Чувство одиночества Олимпиада истребила в себе трудом и молитвой. Два острейших приступа этой духовной болезни посетили ее почти одновременно: на исходе войны при получении похоронки на мужа и – по приходе мира, то есть победы, когда вернувшийся с войны двадцатилетний сыночек ее Пашенька угодил за пьяную драку под суд, из мест отсидки домой не вернулся, убили его лагерные воры; взамен пришла справочка, где говорилось, что Павел Андреевич Курочкин «сактирован по причине смерти», которая наступила от внутреннего кровоизлияния. Особенно загадочными, неправдоподобными словами были для нее в справочке именно эти медицинские слова о «внутреннем кровоизлиянии»: излияние крови из человека в воображении Олимпиады Ивановны было всегда «наружным» процессом – разобьют ли тебе нос, или палец иглой проколешь, – кровь, она мигом дырочку найдет и наружу выступит.

Нет, она не забыла ни мужа, ни сына, из сердца их не изжила, да и возможно ли такое; она рассудила без лукавства: живому – жить. Думать о смерти – грех, порешила Олимпиада; о смерти – значит, исключительно о себе думать. А ведь ее сердце всегда радовало что-нибудь постороннее: земля, цветы, деревья, озеро, дождики, живность, солнце и конечно же люди, если они в своем жизненном поведении были на стороне жизни.

Ну, а если как на духу, то и думать она старалась как можно меньше, потому что думать, по ее понятиям, это вспоминать, страдать, печалиться, потакать себе. Не вспоминать нужно, а поминать, отдавать должное. Чтобы все по делу, а не в мечтах никчемных.

Вот и сейчас, на лесной тропе, «думала» она глазами, слухом нерастраченным, всматривалась, внюхивалась в бытие с жадностью человека, полюбившего жизнь напоследок дней своих с такой невероятной силой, с таким светом, что, глядя на окружавшие ее деревья, травы, ручьи, щебет птиц и ветра вздох, почти сливалась с ними в нечто единое, – и, казалось, не разлучить ее теперь с жизнью ни одиночеством, ни смертью.

Кланяясь земле, беря возле ног своих ягоду или гриб, побег ромашки или зверобоя, Олимпиада никогда не торопилась, не хапала, не хватала, но всякий раз – как бы здоровалась трепетно, вежливо с творением сада земного.

Из-за множества морщин лицо Олимпиады утратило способность морщиться – улыбаться, хмуриться, вспыхивать и остывать. Нельзя сказать, что лицо ее окаменело вовсе, – ведь были глаза! Некогда голубые, а теперь – словно увядшие василечки. И глаза эти, помимо своих прямых обязанностей, научились, когда это нужно, и ликовать, и удивляться, и прощать, а то и плакать без слез, и даже как бы разговаривать, мыслить.

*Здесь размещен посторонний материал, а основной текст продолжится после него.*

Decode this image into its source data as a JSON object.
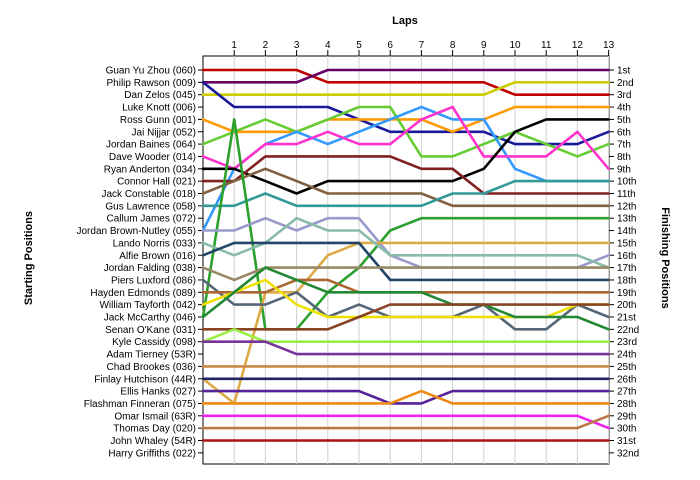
{
  "chart_data": {
    "type": "line",
    "title": "",
    "top_axis_label": "Laps",
    "left_axis_label": "Starting Positions",
    "right_axis_label": "Finishing Positions",
    "x": [
      0,
      1,
      2,
      3,
      4,
      5,
      6,
      7,
      8,
      9,
      10,
      11,
      12,
      13
    ],
    "x_tick_labels": [
      "1",
      "2",
      "3",
      "4",
      "5",
      "6",
      "7",
      "8",
      "9",
      "10",
      "11",
      "12",
      "13"
    ],
    "y_inverted": true,
    "ylim": [
      1,
      32
    ],
    "starting_grid": [
      "Guan Yu Zhou (060)",
      "Philip Rawson (009)",
      "Dan Zelos (045)",
      "Luke Knott (006)",
      "Ross Gunn (001)",
      "Jai Nijjar (052)",
      "Jordan Baines (064)",
      "Dave Wooder (014)",
      "Ryan Anderton (034)",
      "Connor Hall (021)",
      "Jack Constable (018)",
      "Gus Lawrence (058)",
      "Callum James (072)",
      "Jordan Brown-Nutley (055)",
      "Lando Norris (033)",
      "Alfie Brown (016)",
      "Jordan Falding (038)",
      "Piers Luxford (086)",
      "Hayden Edmonds (089)",
      "William Tayforth (042)",
      "Jack McCarthy (046)",
      "Senan O'Kane (031)",
      "Kyle Cassidy (098)",
      "Adam Tierney (53R)",
      "Chad Brookes (036)",
      "Finlay Hutchison (44R)",
      "Ellis Hanks (027)",
      "Flashman Finneran (075)",
      "Omar Ismail (63R)",
      "Thomas Day (020)",
      "John Whaley (54R)",
      "Harry Griffiths (022)"
    ],
    "finishing_labels": [
      "1st",
      "2nd",
      "3rd",
      "4th",
      "5th",
      "6th",
      "7th",
      "8th",
      "9th",
      "10th",
      "11th",
      "12th",
      "13th",
      "14th",
      "15th",
      "16th",
      "17th",
      "18th",
      "19th",
      "20th",
      "21st",
      "22nd",
      "23rd",
      "24th",
      "25th",
      "26th",
      "27th",
      "28th",
      "29th",
      "30th",
      "31st",
      "32nd"
    ],
    "series": [
      {
        "color": "#c00000",
        "values": [
          1,
          1,
          1,
          1,
          2,
          2,
          2,
          2,
          2,
          2,
          3,
          3,
          3,
          3
        ]
      },
      {
        "color": "#660066",
        "values": [
          2,
          2,
          2,
          2,
          1,
          1,
          1,
          1,
          1,
          1,
          1,
          1,
          1,
          1
        ]
      },
      {
        "color": "#cccc00",
        "values": [
          3,
          3,
          3,
          3,
          3,
          3,
          3,
          3,
          3,
          3,
          2,
          2,
          2,
          2
        ]
      },
      {
        "color": "#1a1a99",
        "values": [
          2,
          4,
          4,
          4,
          4,
          5,
          6,
          6,
          6,
          6,
          7,
          7,
          7,
          6
        ]
      },
      {
        "color": "#ff9900",
        "values": [
          5,
          6,
          6,
          6,
          5,
          5,
          5,
          5,
          6,
          5,
          4,
          4,
          4,
          4
        ]
      },
      {
        "color": "#66cc33",
        "values": [
          7,
          6,
          5,
          6,
          5,
          4,
          4,
          8,
          8,
          7,
          6,
          7,
          8,
          7
        ]
      },
      {
        "color": "#3399ff",
        "values": [
          14,
          9,
          7,
          6,
          7,
          6,
          5,
          4,
          5,
          5,
          9,
          10,
          10,
          10
        ]
      },
      {
        "color": "#ff33cc",
        "values": [
          8,
          9,
          7,
          7,
          6,
          7,
          7,
          5,
          4,
          8,
          8,
          8,
          6,
          9
        ]
      },
      {
        "color": "#000000",
        "values": [
          9,
          9,
          10,
          11,
          10,
          10,
          10,
          10,
          10,
          9,
          6,
          5,
          5,
          5
        ]
      },
      {
        "color": "#802020",
        "values": [
          10,
          10,
          8,
          8,
          8,
          8,
          8,
          9,
          9,
          11,
          11,
          11,
          11,
          11
        ]
      },
      {
        "color": "#806040",
        "values": [
          11,
          10,
          9,
          10,
          11,
          11,
          11,
          11,
          12,
          12,
          12,
          12,
          12,
          12
        ]
      },
      {
        "color": "#339999",
        "values": [
          12,
          12,
          11,
          12,
          12,
          12,
          12,
          12,
          11,
          11,
          10,
          10,
          10,
          10
        ]
      },
      {
        "color": "#2ca02c",
        "values": [
          21,
          5,
          22,
          22,
          19,
          17,
          14,
          13,
          13,
          13,
          13,
          13,
          13,
          13
        ]
      },
      {
        "color": "#9999cc",
        "values": [
          14,
          14,
          13,
          14,
          13,
          13,
          16,
          17,
          17,
          17,
          17,
          17,
          17,
          16
        ]
      },
      {
        "color": "#ddaa44",
        "values": [
          26,
          28,
          19,
          19,
          16,
          15,
          15,
          15,
          15,
          15,
          15,
          15,
          15,
          15
        ]
      },
      {
        "color": "#88bbaa",
        "values": [
          15,
          16,
          15,
          13,
          14,
          14,
          16,
          16,
          16,
          16,
          16,
          16,
          16,
          17
        ]
      },
      {
        "color": "#224466",
        "values": [
          16,
          15,
          15,
          15,
          15,
          15,
          18,
          18,
          18,
          18,
          18,
          18,
          18,
          18
        ]
      },
      {
        "color": "#998866",
        "values": [
          17,
          18,
          17,
          17,
          17,
          17,
          17,
          17,
          17,
          17,
          17,
          17,
          17,
          17
        ]
      },
      {
        "color": "#556677",
        "values": [
          18,
          20,
          20,
          19,
          21,
          20,
          21,
          21,
          21,
          20,
          22,
          22,
          20,
          21
        ]
      },
      {
        "color": "#aa6633",
        "values": [
          19,
          19,
          19,
          18,
          18,
          19,
          19,
          19,
          19,
          19,
          19,
          19,
          19,
          19
        ]
      },
      {
        "color": "#f0e000",
        "values": [
          20,
          19,
          18,
          20,
          21,
          21,
          21,
          21,
          21,
          21,
          21,
          21,
          20,
          20
        ]
      },
      {
        "color": "#228833",
        "values": [
          21,
          19,
          17,
          18,
          19,
          19,
          19,
          19,
          20,
          20,
          21,
          21,
          21,
          22
        ]
      },
      {
        "color": "#884422",
        "values": [
          22,
          22,
          22,
          22,
          22,
          21,
          20,
          20,
          20,
          20,
          20,
          20,
          20,
          20
        ]
      },
      {
        "color": "#99ee44",
        "values": [
          23,
          22,
          23,
          23,
          23,
          23,
          23,
          23,
          23,
          23,
          23,
          23,
          23,
          23
        ]
      },
      {
        "color": "#773399",
        "values": [
          23,
          23,
          23,
          24,
          24,
          24,
          24,
          24,
          24,
          24,
          24,
          24,
          24,
          24
        ]
      },
      {
        "color": "#cc8844",
        "values": [
          25,
          25,
          25,
          25,
          25,
          25,
          25,
          25,
          25,
          25,
          25,
          25,
          25,
          25
        ]
      },
      {
        "color": "#222266",
        "values": [
          26,
          26,
          26,
          26,
          26,
          26,
          26,
          26,
          26,
          26,
          26,
          26,
          26,
          26
        ]
      },
      {
        "color": "#552299",
        "values": [
          27,
          27,
          27,
          27,
          27,
          27,
          28,
          28,
          27,
          27,
          27,
          27,
          27,
          27
        ]
      },
      {
        "color": "#ee8811",
        "values": [
          28,
          28,
          28,
          28,
          28,
          28,
          28,
          27,
          28,
          28,
          28,
          28,
          28,
          28
        ]
      },
      {
        "color": "#ee22ee",
        "values": [
          29,
          29,
          29,
          29,
          29,
          29,
          29,
          29,
          29,
          29,
          29,
          29,
          29,
          30
        ]
      },
      {
        "color": "#bb7744",
        "values": [
          30,
          30,
          30,
          30,
          30,
          30,
          30,
          30,
          30,
          30,
          30,
          30,
          30,
          29
        ]
      },
      {
        "color": "#aa1111",
        "values": [
          31,
          31,
          31,
          31,
          31,
          31,
          31,
          31,
          31,
          31,
          31,
          31,
          31,
          31
        ]
      }
    ]
  }
}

Лицо ее – а правильнее лик – и прежде удлиненное, сузилось до крайних пределов, усохло, сжалось, спеклось. Нетронутым, нерушимым выпирал из этого лица лишь великолепный нос Олимпиады, из тех носов нос, о которых говорят: на двоих рос – одному достался. Прямой, гордый, сильный. Рот из-за отсутствия зубов ввалился, гофрированные губы собрались в устье, словно сквозь них пропустили резинку.

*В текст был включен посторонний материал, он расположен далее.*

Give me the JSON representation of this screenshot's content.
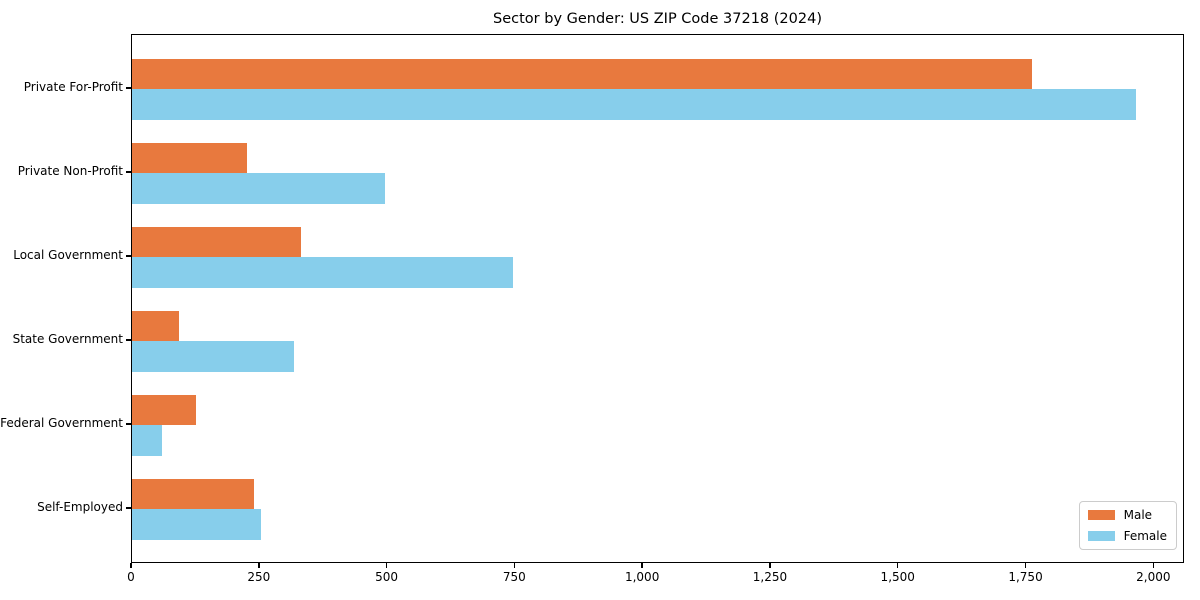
{
  "chart_data": {
    "type": "bar",
    "orientation": "horizontal",
    "title": "Sector by Gender: US ZIP Code 37218 (2024)",
    "categories": [
      "Private For-Profit",
      "Private Non-Profit",
      "Local Government",
      "State Government",
      "Federal Government",
      "Self-Employed"
    ],
    "series": [
      {
        "name": "Male",
        "color": "#e8793e",
        "values": [
          1760,
          224,
          330,
          92,
          126,
          239
        ]
      },
      {
        "name": "Female",
        "color": "#87ceeb",
        "values": [
          1965,
          495,
          746,
          317,
          59,
          253
        ]
      }
    ],
    "xticks": [
      0,
      250,
      500,
      750,
      1000,
      1250,
      1500,
      1750,
      2000
    ],
    "xtick_labels": [
      "0",
      "250",
      "500",
      "750",
      "1,000",
      "1,250",
      "1,500",
      "1,750",
      "2,000"
    ],
    "xlim": [
      0,
      2060
    ],
    "xlabel": "",
    "ylabel": "",
    "grid": false,
    "legend_position": "lower right"
  },
  "colors": {
    "spine": "#000000",
    "background": "#ffffff"
  }
}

Все лишние соли из суставов Олимпиада повыгоняла настоями трав, и потому руки у бабы Липы не смотрелись изуродованными, они лишь потемнели, словно выточенные из красного дерева.

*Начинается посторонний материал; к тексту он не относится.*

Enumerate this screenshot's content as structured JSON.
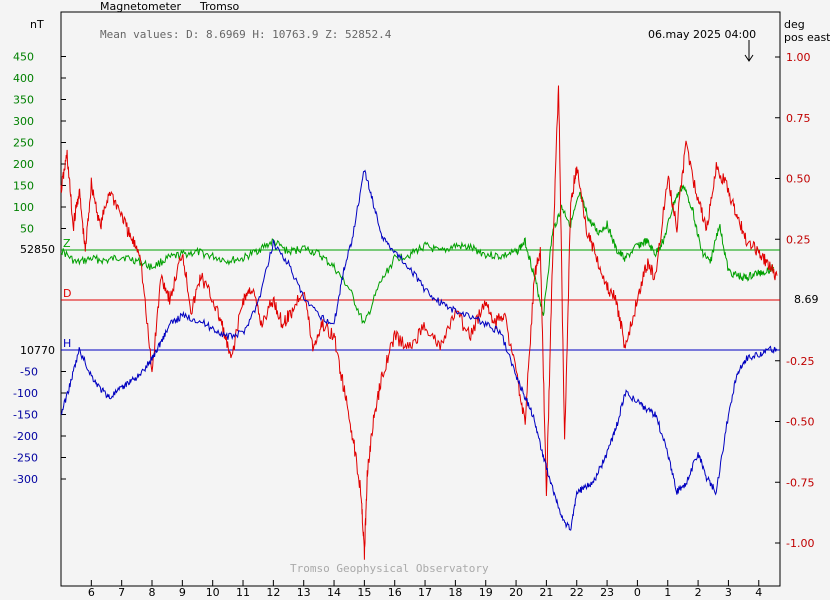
{
  "header": {
    "title": "Magnetometer",
    "station": "Tromso",
    "mean_values": "Mean values:  D: 8.6969   H: 10763.9   Z: 52852.4",
    "timestamp": "06.may 2025 04:00",
    "footer": "Tromso Geophysical Observatory"
  },
  "axes": {
    "left_unit": "nT",
    "right_unit_1": "deg",
    "right_unit_2": "pos east",
    "z_baseline_label": "52850",
    "h_baseline_label": "10770",
    "d_baseline_label": "8.69",
    "z_marker": "Z",
    "d_marker": "D",
    "h_marker": "H"
  },
  "colors": {
    "z": "#00a000",
    "d": "#e00000",
    "h": "#0000c0",
    "axis": "#000000",
    "green_text": "#008000",
    "blue_text": "#0000a0",
    "red_text": "#c00000"
  },
  "chart_data": {
    "type": "line",
    "x_ticks": [
      "6",
      "7",
      "8",
      "9",
      "10",
      "11",
      "12",
      "13",
      "14",
      "15",
      "16",
      "17",
      "18",
      "19",
      "20",
      "21",
      "22",
      "23",
      "0",
      "1",
      "2",
      "3",
      "4"
    ],
    "y_left_green_ticks": [
      "450",
      "400",
      "350",
      "300",
      "250",
      "200",
      "150",
      "100",
      "50"
    ],
    "y_left_blue_ticks": [
      "-50",
      "-100",
      "-150",
      "-200",
      "-250",
      "-300"
    ],
    "y_right_ticks": [
      "1.00",
      "0.75",
      "0.50",
      "0.25",
      "-0.25",
      "-0.50",
      "-0.75",
      "-1.00"
    ],
    "series": [
      {
        "name": "Z",
        "unit": "nT",
        "baseline": 52850,
        "x": [
          5.0,
          5.5,
          6.0,
          6.5,
          7.0,
          7.5,
          8.0,
          8.5,
          9.0,
          9.5,
          10.0,
          10.5,
          11.0,
          11.5,
          12.0,
          12.5,
          13.0,
          13.5,
          14.0,
          14.5,
          15.0,
          15.5,
          16.0,
          16.5,
          17.0,
          17.5,
          18.0,
          18.5,
          19.0,
          19.5,
          20.0,
          20.3,
          20.6,
          20.9,
          21.2,
          21.5,
          21.8,
          22.1,
          22.4,
          22.7,
          23.0,
          23.3,
          23.6,
          24.0,
          24.3,
          24.6,
          24.9,
          25.2,
          25.5,
          25.8,
          26.1,
          26.4,
          26.7,
          27.0,
          27.3,
          27.6,
          27.9,
          28.2,
          28.5
        ],
        "y": [
          0,
          -30,
          -20,
          -25,
          -15,
          -25,
          -40,
          -20,
          -10,
          -5,
          -15,
          -25,
          -20,
          0,
          20,
          -5,
          5,
          -10,
          -40,
          -90,
          -175,
          -80,
          -20,
          -10,
          10,
          -5,
          10,
          5,
          -10,
          -15,
          -5,
          20,
          -60,
          -150,
          40,
          100,
          60,
          130,
          70,
          40,
          60,
          0,
          -20,
          10,
          20,
          -10,
          30,
          110,
          150,
          100,
          0,
          -30,
          60,
          -50,
          -60,
          -65,
          -55,
          -50,
          -40
        ]
      },
      {
        "name": "D",
        "unit": "deg",
        "baseline": 8.69,
        "x": [
          5.0,
          5.2,
          5.4,
          5.6,
          5.8,
          6.0,
          6.3,
          6.6,
          7.0,
          7.3,
          7.6,
          8.0,
          8.3,
          8.6,
          9.0,
          9.3,
          9.6,
          10.0,
          10.3,
          10.6,
          11.0,
          11.3,
          11.6,
          12.0,
          12.3,
          12.6,
          13.0,
          13.3,
          13.6,
          14.0,
          14.3,
          14.6,
          14.9,
          15.0,
          15.1,
          15.3,
          15.6,
          16.0,
          16.5,
          17.0,
          17.5,
          18.0,
          18.5,
          19.0,
          19.3,
          19.6,
          20.0,
          20.3,
          20.6,
          20.8,
          21.0,
          21.2,
          21.4,
          21.6,
          21.8,
          22.0,
          22.3,
          22.6,
          23.0,
          23.3,
          23.6,
          24.0,
          24.3,
          24.6,
          25.0,
          25.3,
          25.6,
          26.0,
          26.3,
          26.6,
          27.0,
          27.3,
          27.6,
          28.0,
          28.3,
          28.6
        ],
        "y": [
          0.45,
          0.6,
          0.3,
          0.45,
          0.2,
          0.48,
          0.3,
          0.45,
          0.35,
          0.25,
          0.2,
          -0.3,
          0.1,
          0.0,
          0.2,
          -0.05,
          0.1,
          0.0,
          -0.1,
          -0.25,
          0.0,
          0.05,
          -0.1,
          0.0,
          -0.1,
          -0.05,
          0.05,
          -0.2,
          -0.1,
          -0.15,
          -0.35,
          -0.55,
          -0.8,
          -1.05,
          -0.7,
          -0.5,
          -0.3,
          -0.15,
          -0.2,
          -0.1,
          -0.2,
          -0.05,
          -0.15,
          0.0,
          -0.1,
          -0.05,
          -0.3,
          -0.5,
          0.1,
          0.2,
          -0.8,
          0.15,
          0.9,
          -0.6,
          0.4,
          0.55,
          0.3,
          0.2,
          0.05,
          0.0,
          -0.2,
          0.0,
          0.15,
          0.1,
          0.5,
          0.3,
          0.65,
          0.4,
          0.3,
          0.55,
          0.45,
          0.35,
          0.25,
          0.2,
          0.15,
          0.1
        ]
      },
      {
        "name": "H",
        "unit": "nT",
        "baseline": 10770,
        "x": [
          5.0,
          5.3,
          5.6,
          6.0,
          6.3,
          6.6,
          7.0,
          7.3,
          7.6,
          8.0,
          8.3,
          8.6,
          9.0,
          9.5,
          10.0,
          10.5,
          11.0,
          11.5,
          12.0,
          12.5,
          13.0,
          13.5,
          14.0,
          14.3,
          14.6,
          15.0,
          15.3,
          15.6,
          16.0,
          16.5,
          17.0,
          17.5,
          18.0,
          18.5,
          19.0,
          19.5,
          20.0,
          20.3,
          20.6,
          20.9,
          21.2,
          21.5,
          21.8,
          22.0,
          22.3,
          22.6,
          23.0,
          23.3,
          23.6,
          24.0,
          24.3,
          24.6,
          25.0,
          25.3,
          25.6,
          26.0,
          26.3,
          26.6,
          27.0,
          27.3,
          27.6,
          28.0,
          28.3,
          28.6
        ],
        "y": [
          -150,
          -80,
          0,
          -60,
          -90,
          -110,
          -90,
          -70,
          -60,
          -20,
          20,
          60,
          80,
          70,
          50,
          30,
          40,
          110,
          250,
          200,
          120,
          80,
          60,
          180,
          260,
          420,
          340,
          260,
          230,
          190,
          140,
          110,
          90,
          80,
          60,
          40,
          -60,
          -110,
          -160,
          -250,
          -320,
          -390,
          -420,
          -330,
          -320,
          -300,
          -240,
          -180,
          -100,
          -120,
          -140,
          -150,
          -240,
          -330,
          -310,
          -240,
          -300,
          -330,
          -150,
          -50,
          -20,
          -10,
          0,
          0
        ]
      }
    ]
  }
}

Одевалась Олимпиада Ивановна монотонно, в одно и то же: сейчас, летом, – в широкое, длинное до пят платье-рубаху, некогда черное, а теперь серое, как дорожная пыль. На голове стираный-перестира-ный ситцевый платок, повязанный наглухо под подбородком и вокруг шеи; на ногах – парусиновые «спортсменки». В руках палка. Случайная. Всякий день – иная. Подобранная в лесу и приносимая затем в дом как дрова.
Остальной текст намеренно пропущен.